How to Simulate Hierarchical Star Topology Using MATLAB

To simulate a Hierarchical Star Topology in MATLAB has includes to generate a network in which the star topologies are arranged in multiple layers. In a hierarchical star topology, each and every cluster has a central hub, and these hubs are associated to a higher-level hub, that creates a hierarchy. This kind of topology is usual in large networks in which each cluster performs by way of a local network associated to a central core network.

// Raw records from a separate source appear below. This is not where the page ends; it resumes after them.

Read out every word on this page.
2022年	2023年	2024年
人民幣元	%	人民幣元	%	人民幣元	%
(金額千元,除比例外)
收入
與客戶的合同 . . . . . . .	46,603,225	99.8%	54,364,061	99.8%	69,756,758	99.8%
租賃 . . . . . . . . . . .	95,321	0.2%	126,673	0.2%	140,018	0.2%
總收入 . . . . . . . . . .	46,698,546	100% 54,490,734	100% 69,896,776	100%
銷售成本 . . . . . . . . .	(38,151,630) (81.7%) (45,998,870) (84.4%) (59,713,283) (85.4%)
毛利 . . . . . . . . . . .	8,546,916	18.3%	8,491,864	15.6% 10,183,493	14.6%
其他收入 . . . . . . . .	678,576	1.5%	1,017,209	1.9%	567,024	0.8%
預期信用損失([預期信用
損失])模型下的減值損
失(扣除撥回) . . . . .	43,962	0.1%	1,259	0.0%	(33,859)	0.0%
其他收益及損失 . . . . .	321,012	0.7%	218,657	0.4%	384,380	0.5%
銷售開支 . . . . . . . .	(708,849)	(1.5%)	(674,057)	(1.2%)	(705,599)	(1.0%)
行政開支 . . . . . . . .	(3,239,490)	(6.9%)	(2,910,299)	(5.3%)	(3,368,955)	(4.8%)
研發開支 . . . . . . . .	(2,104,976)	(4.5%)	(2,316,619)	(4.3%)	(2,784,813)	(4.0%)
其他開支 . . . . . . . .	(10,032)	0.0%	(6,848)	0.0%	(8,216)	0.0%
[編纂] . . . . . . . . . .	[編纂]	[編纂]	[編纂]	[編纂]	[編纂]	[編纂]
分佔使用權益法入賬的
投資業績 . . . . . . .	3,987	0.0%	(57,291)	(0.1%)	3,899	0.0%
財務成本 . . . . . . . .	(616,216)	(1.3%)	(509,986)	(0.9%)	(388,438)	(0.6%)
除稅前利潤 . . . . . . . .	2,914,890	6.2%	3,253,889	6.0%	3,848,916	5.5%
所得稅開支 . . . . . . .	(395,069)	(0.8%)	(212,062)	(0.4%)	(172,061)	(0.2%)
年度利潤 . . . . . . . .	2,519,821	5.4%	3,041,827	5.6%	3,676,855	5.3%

Here is a brief approach to simulate this process:

Steps to Simulate a Hierarchical Star Topology

  1. Define the Multi-Layer Star Structure:
    • Generate multiple clusters; everyone is organized in a star topology with a central hub.
    • Associate the hubs of every cluster to a main hub that creates a higher-level star topology.
  2. Simulate Data Transmission:
    • Enable nodes within a cluster to interact via their local hub.
    • Execute routing via the main hub if interaction is essential among different clusters.
  3. Implement Transmission Delays and Routing:
    • Estimate transmission latency within clusters and among clusters according to distance.
    • Measure the routing path by way of data flows from an origin node to a destination node, travels via hubs as essential.
  4. Visualize Network Layout and Transmission Activity:
    • Measure the parameters like successful transmissions, delays, and routing paths.
    • Utilize MATLAB plots to envision the ordered star layout and data flow.

Example Code for Simulating a Hierarchical Star Topology

In this sample, we utilize three star clusters associated to a central hub.

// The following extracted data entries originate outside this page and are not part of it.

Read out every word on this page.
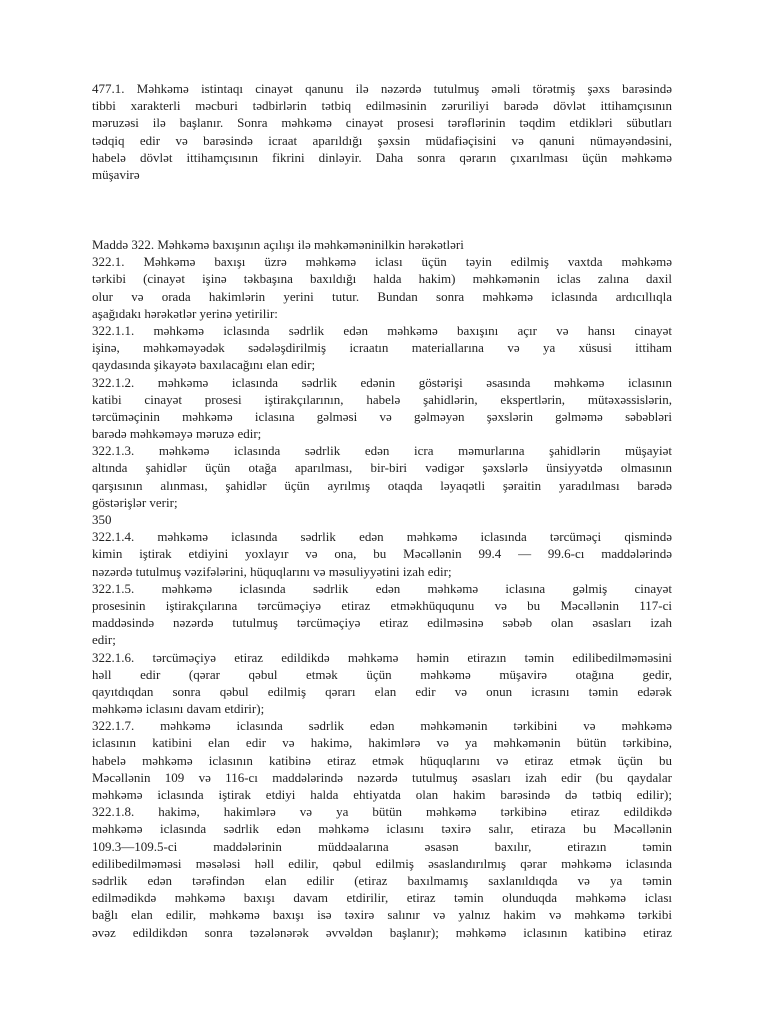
477.1. Məhkəmə istintaqı cinayət qanunu ilə nəzərdə tutulmuş əməli törətmiş şəxs barəsində
tibbi xarakterli məcburi tədbirlərin tətbiq edilməsinin zəruriliyi barədə dövlət ittihamçısının
məruzəsi ilə başlanır. Sonra məhkəmə cinayət prosesi tərəflərinin təqdim etdikləri sübutları
tədqiq edir və barəsində icraat aparıldığı şəxsin müdafiəçisini və qanuni nümayəndəsini,
habelə dövlət ittihamçısının fikrini dinləyir. Daha sonra qərarın çıxarılması üçün məhkəmə
müşavirə
Maddə 322. Məhkəmə baxışının açılışı ilə məhkəməninilkin hərəkətləri
322.1. Məhkəmə baxışı üzrə məhkəmə iclası üçün təyin edilmiş vaxtda məhkəmə
tərkibi (cinayət işinə təkbaşına baxıldığı halda hakim) məhkəmənin iclas zalına daxil
olur və orada hakimlərin yerini tutur. Bundan sonra məhkəmə iclasında ardıcıllıqla
aşağıdakı hərəkətlər yerinə yetirilir:
322.1.1. məhkəmə iclasında sədrlik edən məhkəmə baxışını açır və hansı cinayət
işinə, məhkəməyədək sədələşdirilmiş icraatın materiallarına və ya xüsusi ittiham
qaydasında şikayətə baxılacağını elan edir;
322.1.2. məhkəmə iclasında sədrlik edənin göstərişi əsasında məhkəmə iclasının
katibi cinayət prosesi iştirakçılarının, habelə şahidlərin, ekspertlərin, mütəxəssislərin,
tərcüməçinin məhkəmə iclasına gəlməsi və gəlməyən şəxslərin gəlməmə səbəbləri
barədə məhkəməyə məruzə edir;
322.1.3. məhkəmə iclasında sədrlik edən icra məmurlarına şahidlərin müşayiət
altında şahidlər üçün otağa aparılması, bir-biri vədigər şəxslərlə ünsiyyətdə olmasının
qarşısının alınması, şahidlər üçün ayrılmış otaqda ləyaqətli şəraitin yaradılması barədə
göstərişlər verir;
350
322.1.4. məhkəmə iclasında sədrlik edən məhkəmə iclasında tərcüməçi qismində
kimin iştirak etdiyini yoxlayır və ona, bu Məcəllənin 99.4 — 99.6-cı maddələrində
nəzərdə tutulmuş vəzifələrini, hüquqlarını və məsuliyyətini izah edir;
322.1.5. məhkəmə iclasında sədrlik edən məhkəmə iclasına gəlmiş cinayət
prosesinin iştirakçılarına tərcüməçiyə etiraz etməkhüququnu və bu Məcəllənin 117-ci
maddəsində nəzərdə tutulmuş tərcüməçiyə etiraz edilməsinə səbəb olan əsasları izah
edir;
322.1.6. tərcüməçiyə etiraz edildikdə məhkəmə həmin etirazın təmin edilibedilməməsini
həll edir (qərar qəbul etmək üçün məhkəmə müşavirə otağına gedir,
qayıtdıqdan sonra qəbul edilmiş qərarı elan edir və onun icrasını təmin edərək
məhkəmə iclasını davam etdirir);
322.1.7. məhkəmə iclasında sədrlik edən məhkəmənin tərkibini və məhkəmə
iclasının katibini elan edir və hakimə, hakimlərə və ya məhkəmənin bütün tərkibinə,
habelə məhkəmə iclasının katibinə etiraz etmək hüquqlarını və etiraz etmək üçün bu
Məcəllənin 109 və 116-cı maddələrində nəzərdə tutulmuş əsasları izah edir (bu qaydalar
məhkəmə iclasında iştirak etdiyi halda ehtiyatda olan hakim barəsində də tətbiq edilir);
322.1.8. hakimə, hakimlərə və ya bütün məhkəmə tərkibinə etiraz edildikdə
məhkəmə iclasında sədrlik edən məhkəmə iclasını təxirə salır, etiraza bu Məcəllənin
109.3—109.5-ci maddələrinin müddəalarına əsasən baxılır, etirazın təmin
edilibedilməməsi məsələsi həll edilir, qəbul edilmiş əsaslandırılmış qərar məhkəmə iclasında
sədrlik edən tərəfindən elan edilir (etiraz baxılmamış saxlanıldıqda və ya təmin
edilmədikdə məhkəmə baxışı davam etdirilir, etiraz təmin olunduqda məhkəmə iclası
bağlı elan edilir, məhkəmə baxışı isə təxirə salınır və yalnız hakim və məhkəmə tərkibi
əvəz edildikdən sonra təzələnərək əvvəldən başlanır); məhkəmə iclasının katibinə etiraz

% Parameters for Hierarchical Star Topology Simulation

numClusters = 3;               % Number of star clusters

nodesPerCluster = 4;           % Number of nodes per star cluster (including the local hub)

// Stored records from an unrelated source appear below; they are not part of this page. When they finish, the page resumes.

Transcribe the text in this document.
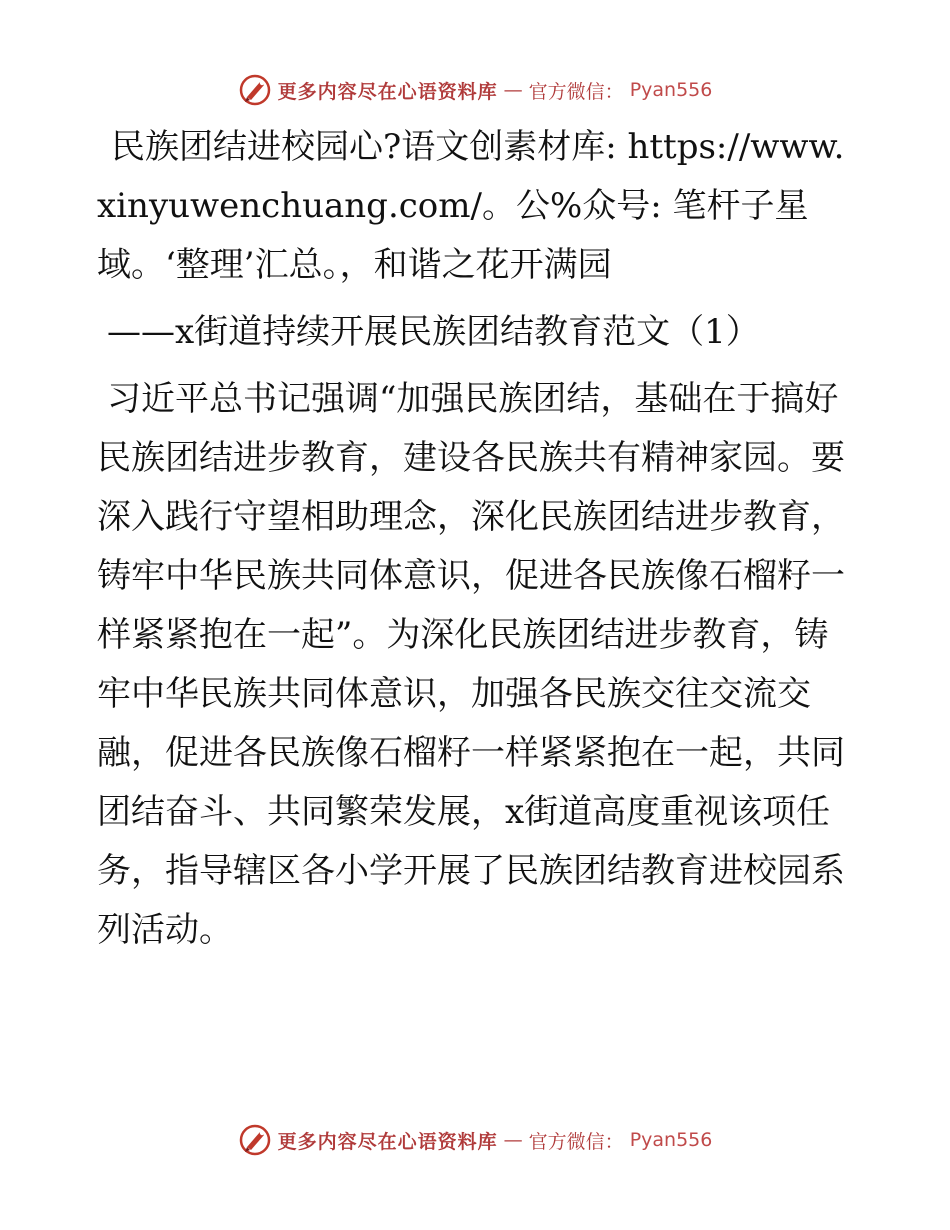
更多内容尽在心语资料库 — 官方微信： Pyan556

民族团结进校园心?语文创素材库: https://www.xinyuwenchuang.com/。公%众号: 笔杆子星域。‘整理’汇总。，和谐之花开满园

——x街道持续开展民族团结教育范文（1）

习近平总书记强调“加强民族团结，基础在于搞好民族团结进步教育，建设各民族共有精神家园。要深入践行守望相助理念，深化民族团结进步教育，铸牢中华民族共同体意识，促进各民族像石榴籽一样紧紧抱在一起”。为深化民族团结进步教育，铸牢中华民族共同体意识，加强各民族交往交流交融，促进各民族像石榴籽一样紧紧抱在一起，共同团结奋斗、共同繁荣发展，x街道高度重视该项任务，指导辖区各小学开展了民族团结教育进校园系列活动。

更多内容尽在心语资料库 — 官方微信： Pyan556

totalNodes = numClusters * (nodesPerCluster – 1) + 1; % Total nodes including main hub and local hubs

distanceWithinCluster = 50;    % Distance from nodes to local hub

distanceBetweenClusters = 150; % Distance from local hubs to main hub

propagationSpeed = 2e8;        % Propagation speed in meters per second

transmissionProbability = 0.3; % Probability of initiating a transmission at each node per time step

simulationTime = 20;           % Duration of the simulation in seconds

% Initialize Node Positions

mainHubPosition = [0, 0]; % Main hub at the center

nodePositions = mainHubPosition;

clusterHubs = [];

% Set up positions for clusters and nodes within clusters

for i = 1:numClusters

angle = (i – 1) * (2 * pi / numClusters);

clusterHubPosition = mainHubPosition + [cos(angle), sin(angle)] * distanceBetweenClusters;

clusterHubs = [clusterHubs; clusterHubPosition];

nodePositions = [nodePositions; clusterHubPosition]; % Add cluster hub position

for j = 2:nodesPerCluster

nodeAngle = 2 * pi * (j – 2) / (nodesPerCluster – 1);

nodePosition = clusterHubPosition + distanceWithinCluster * [cos(nodeAngle), sin(nodeAngle)];

nodePositions = [nodePositions; nodePosition];

end

end

% Define Connection Matrix

connectionMatrix = zeros(totalNodes);

mainHub = 1;

% Connect main hub to each cluster hub

for i = 1:numClusters

clusterHub = i * (nodesPerCluster – 1) + 1;

connectionMatrix(mainHub, clusterHub) = 1;

connectionMatrix(clusterHub, mainHub) = 1;

end

% Connect nodes within each cluster in a star pattern

for i = 1:numClusters

clusterHub = i * (nodesPerCluster – 1) + 1;

for j = 1:(nodesPerCluster – 1)

node = clusterHub + j;

connectionMatrix(clusterHub, node) = 1;

connectionMatrix(node, clusterHub) = 1;

end

end

% Calculate Transmission Delay for each Connection

delayMatrix = (connectionMatrix * distanceWithinCluster) / propagationSpeed;

% Initialize Transmission Log

transmissions = zeros(totalNodes, simulationTime);

% Routing Helper Function

function path = hierarchicalRouting(src, dst, connectionMatrix, mainHub)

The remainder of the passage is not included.